When we returned to our breakfast, Zulfiqar surprised me by inquiring bluntly, “Now what do you want to ask us about Ellen?” He pronounced her name gently, in two careful syllables: Ellen.
I turned to Ellen and asked, “When you first saw me … how did you know who I was?”
Zulfiqar replied. “They told us in Ghazni.”
“No one in Ghazni knew what I was doing,” I protested.
At this Zulfiqar laughed and indicated with his thumb that Ellen was to speak. She brushed back her blond hair and chuckled. “Two minutes after you arrived in Ghazni, Mira saw you in the bazaar.”

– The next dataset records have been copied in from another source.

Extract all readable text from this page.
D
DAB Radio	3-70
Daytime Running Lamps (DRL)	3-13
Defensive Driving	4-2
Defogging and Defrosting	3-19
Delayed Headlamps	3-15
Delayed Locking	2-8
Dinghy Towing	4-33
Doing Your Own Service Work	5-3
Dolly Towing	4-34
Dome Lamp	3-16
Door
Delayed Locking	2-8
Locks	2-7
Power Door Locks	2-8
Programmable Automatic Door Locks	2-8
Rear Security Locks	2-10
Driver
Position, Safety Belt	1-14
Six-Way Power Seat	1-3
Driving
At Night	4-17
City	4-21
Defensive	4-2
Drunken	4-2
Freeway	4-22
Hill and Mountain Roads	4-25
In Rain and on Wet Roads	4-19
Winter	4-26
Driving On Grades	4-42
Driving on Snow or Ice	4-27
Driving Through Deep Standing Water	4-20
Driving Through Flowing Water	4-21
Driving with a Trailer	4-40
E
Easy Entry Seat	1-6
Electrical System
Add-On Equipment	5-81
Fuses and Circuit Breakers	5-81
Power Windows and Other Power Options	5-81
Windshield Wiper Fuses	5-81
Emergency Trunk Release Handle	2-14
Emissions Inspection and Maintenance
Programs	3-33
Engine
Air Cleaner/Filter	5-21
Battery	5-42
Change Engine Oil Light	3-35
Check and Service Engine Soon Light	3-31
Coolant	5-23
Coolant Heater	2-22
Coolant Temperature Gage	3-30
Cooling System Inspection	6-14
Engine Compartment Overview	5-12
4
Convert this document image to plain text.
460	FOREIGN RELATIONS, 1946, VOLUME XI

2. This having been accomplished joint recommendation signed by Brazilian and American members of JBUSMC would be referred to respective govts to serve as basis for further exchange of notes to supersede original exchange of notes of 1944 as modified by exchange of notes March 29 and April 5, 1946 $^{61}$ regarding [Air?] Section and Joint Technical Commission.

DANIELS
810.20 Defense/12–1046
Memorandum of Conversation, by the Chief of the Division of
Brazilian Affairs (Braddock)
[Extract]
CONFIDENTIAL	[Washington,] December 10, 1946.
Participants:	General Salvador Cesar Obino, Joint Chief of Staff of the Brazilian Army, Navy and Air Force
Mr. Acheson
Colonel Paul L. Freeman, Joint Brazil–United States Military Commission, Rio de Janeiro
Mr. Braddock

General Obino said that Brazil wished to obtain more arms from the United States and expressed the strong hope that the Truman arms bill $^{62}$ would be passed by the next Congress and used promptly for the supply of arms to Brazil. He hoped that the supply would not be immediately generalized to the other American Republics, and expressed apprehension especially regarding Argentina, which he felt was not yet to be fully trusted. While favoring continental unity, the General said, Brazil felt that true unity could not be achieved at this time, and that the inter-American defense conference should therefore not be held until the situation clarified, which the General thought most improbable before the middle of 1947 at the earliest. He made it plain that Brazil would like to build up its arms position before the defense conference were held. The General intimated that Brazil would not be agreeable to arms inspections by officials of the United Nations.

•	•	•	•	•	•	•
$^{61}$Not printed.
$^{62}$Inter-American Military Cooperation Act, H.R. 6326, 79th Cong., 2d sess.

“There were no women in the bazaar at Ghazni.”
“Mira is everywhere.”
“Is that true of all Povindahs?”
The indulgent smile on Zulfiqar’s face disappeared and he banged his extended fingertips onto the rug from which we were eating. “We’re not Povindahs!” he exploded. “That’s an ugly name given us by the British. It means that we’re permitted”—his voice assumed much scorn—“permitted, if you will, to cross into their lands. We are the Kochis, the Wanderers, and we ask no nation’s permission to cross boundaries. It was we who established the boundaries, centuries ago!” He subsided, but warned me quiet
ly, “We are the Kochis.”
Ellen resumed: “Mira saw you in the bazaar and sprinted back to camp to warn us that a ferangi was in town. She already knew that you were from the embassy, had a jeep, traveled with an Afghan driver who worked for the government, and that you were headed for Kandahar. Don’t ask me how she knew.”
I looked at Mira, whose dark eyes were flashing satisfaction. She smiled, but said nothing.
“When you attended the stoning of the woman, three of our men were spying on you. Later they talked with your armed guards. They found you were headed for Qala Bist, and when you hiked out to our camp at the edge of Ghazni, I watched you from the tents.”
Zulfiqar smiled again and said, “She wanted to speak then, but I argued, ‘No. Don’t spoil his fun. He’s a young man. Let him go to Qala Bist. Find out for himself. Let him follow us across the desert. He’ll talk about it the rest of his life.’”
I was struck by his shrewdness and recalled the things I would have missed: Kandahar, the arch at Qala Bist, The City, and this caravanserai. In some way I must have betrayed my thoughts, for with a twist of his hand he imitated a man fighting with a knife and observed, “A caravanserai at dawn … who would steal this from a young man?”
I looked at Zulfiqar with new respect and reminded him, “You offered to answer my questions. Why is Miss Jaspar here?”
With no resentment he explained. “Last September we camped for three days at Qala Bist. On our way to winter quarters at Jhelum. And this American woman came out from the fort to visit with our children … with our women. She spoke some Pashto and our people talked. She asked them where we were going, and they said, the Jhelum. She asked by what route, and they told her Spin Baldak, Dera Ismail Khan, Bannu, Nowshera, Rawalpindi. As we were leaving she came to me and said, ‘I’d like to travel with your caravan!’ I asked her why, and she replied …”
“I said,” Ellen interrupted in Pashto, “that I would like to march with the free people.”